Un bianco a perdita d’occhio, un paesaggio straniante e doloroso, una natura in tumulto incapace di qualsiasi forma idilliaca. Non poteva essere ambientato che in uno spazio asettico, fantasmatico e ricreato da un’antica macchineria l’incontro di Motus con l’immaginario travolgente di Mary Shelley, l’antesignana femminista autrice a 19 anni di ‘Frankestein’, considerato il primo romanzo gotico di fantascienza (siamo nel 1818). E non poteva, la storica compagnia riminese, non avvicinarsi prima o poi all’emblema della diversità e del pregiudizio e a quel confine pericoloso che sta l’umano e l’artificiale. "Forse l’idea ci è arrivata da altri nostri spettacoli – spiega Daniela Nicolò, fondatrice con Enrico Casagrande di Motus – come ‘MDL SX’ o ‘Tutto brucia’ dove indagavamo figure quali Calliope e Ecuba". ‘Frankenstein (a love story)’ apre venerdì alle 20,30 (con replica sabato alle 19) la stagione dell’Arena del Sole e "questa inaugurazione, per quanto sia superato suddividere gli spettacoli in categorie, rappresenta – dice il direttore artistico di Ert Valter Malosti – un atto simbolico rivolto al nuovo teatro".

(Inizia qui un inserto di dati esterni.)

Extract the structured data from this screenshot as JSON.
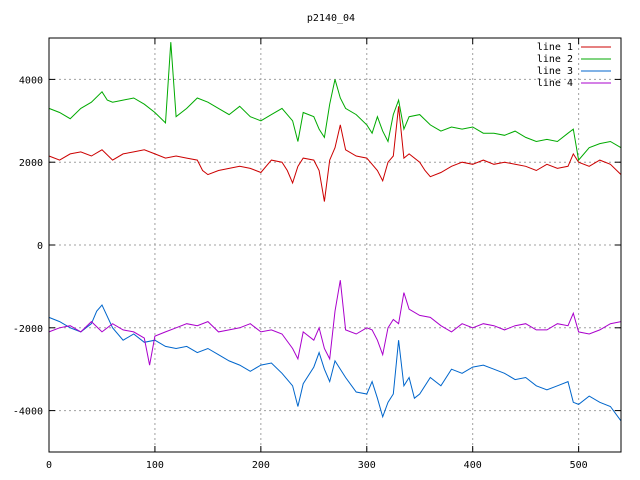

Ideata e diretta da Nicolò& Casagrande, sostenuta dalla drammaturgia di Ilenia Caleo, prodotta da Motus con altri organismi tra cui Ert, la performance mette in scena tre interpreti soprattutto monologanti: Silvia Calderoni, Alexia Sarantopoulou e lo stesso Casagrande. La prima sarà Victor, il creatore; la seconda Mary Shelley, la creatrice; il terzo, la creatura. Casagrande torna a recitare dopo vent’anni. "Abbiamo pensato – chiarisce – che questa formula lo richiedesse. Raccontiamo tre solitudini radicali che si intrecciano". ‘Frankestein’ è argomento che ben si confà a una compagnia che ha sempre operato sulle più aspre contraddizioni del presente: il prossimo anno Nicolò e Casagrande lavoreranno infatti a un’ulteriore tappa, ovvero a un film, il cui titolo – ‘Frankenstein (a history of hate)’ – indica appunto il desiderio di indagare su un sentimento dilagante come l’odio.
La compagnia ha realizzato l’allestimento cucendo vari episodi, scomponendo e ricomponendo i diversi frammenti letterari, creando visioni anche grazie all’apporto degli scritti di studiose contemporanee. E partendo dalla considerazione che mentre nei romanzi gotici è il luogo a provocare la paura, qui l’orrore esiste nel corpo. Una storia che disegna una nuova geografia del terrore, che si muove come scatole cinesi e che denuncia l’insensibilità degli umani per chi non è ‘conforme’ e finisce relegato nella sfera degli esclusi, dei maledetti e dei senza nome. La scelta di portare Mary Shelley in scena – spiega Nicolò – nasce proprio dal fatto che lo spettacolo è nato non solo dal romanzo (che lei definiva ‘orrenda progenie’) ma anche dalle suggestioni legate alla vita dell’autrice. "A lei – ricorda – era stata inizialmente offerta la possibilità di pubblicare il libro ma a nome del marito". E Silvia Calderoni sottolinea fra i tanti temi, il testo affronta quello della riproduzione libera. Dunque, pronti al via: il direttore Malosti si augura che all’inaugurazione di venerdì possano essere rimossi i cartelli di protesta dei dipendenti visto che al momento sono in corso trattative.